Bu tür davalar hukuk mantığıyla açıklanabilir mi? AKP hukuk mantığını ve evrensel hukuk ilkelerini adeta katletmiştir. Bugün gündemde olan büyük davaların (Ergenekon, KCK, Oda TV. vs.) hepsi siyasi davalardır. Ülkemizin dönüştürülmesine, AKP’nin kendi rejimini inşa etmesine ve sağlamlaştırılmasına hizmet eden davalardır. Öylesine hukuksuzluklar vardır ki, bunları hukuk mantığıyla izah etmek bir yana, vicdan ve akıl ışığında bile açıklamak mümkün değildir.

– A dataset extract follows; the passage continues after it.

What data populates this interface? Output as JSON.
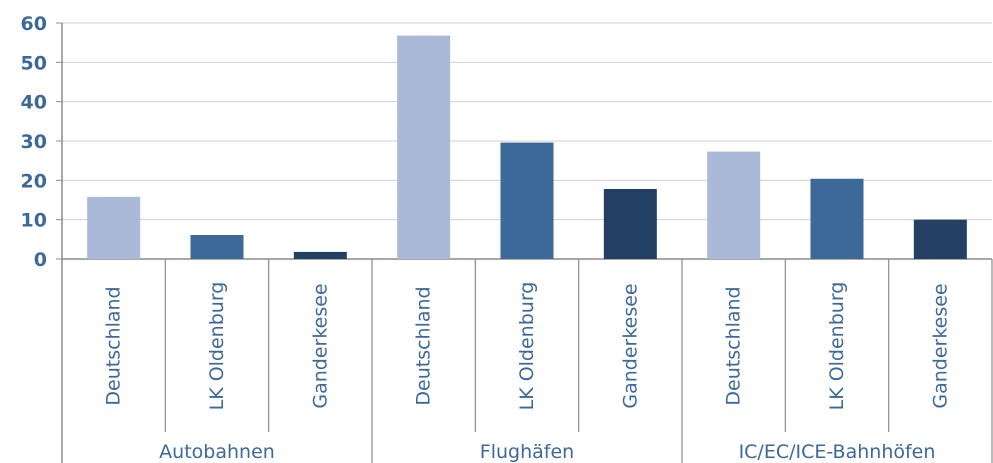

Partimizin pankartı hakkında ülkemizin çeşitli yerlerinde açılan davalar da kesinlikle siyasi niteliklidir. Amaç, muhalifleri yıldırmak, baskı altına almaktır. Yargının, toplumu baskı altına alma amaçlı kullanıldığı bir süreçten geçtiğimiz açıktır. Ancak, TKP olarak sinmeyeceğimiz aksine AKP’ye karşı mücadelemizi de yükselteceğimiz açıktır. AKP, belirli dirençlerle karşılaştıkça, belli noktalarda tıkandıkça, bu hukuksuzluklarına hız verecektir. Yani bu tür davaların artma olasılığı önümüzdeki günlerde kuvvetle muhtemeldir.

AKP, panikledikçe ve öfkelendikçe, hukuksuzluk silahına daha fazla sarılacak, yargıyı daha fazla araç olarak kullanmaya çalışacaktır. Yargılandığım mahkemede de söylediğim gibi, hakkımda açılan dava hukuk açısından yorumladığımızda anormaldir ancak siyasi açıdan yorumladığımızda son derece normaldir. Elbette hukukçu olarak da baktığımda, hukukun ve yargının baskı ve sindirme amaçlı kullanılması son derece üzüntü vericidir. Bu tür davalarda, mahkemelerin vereceği her iyi karar hukukun namusunu koruma ve aydınlık Türkiye mücadelesine katkı niteliğinde olacaktır.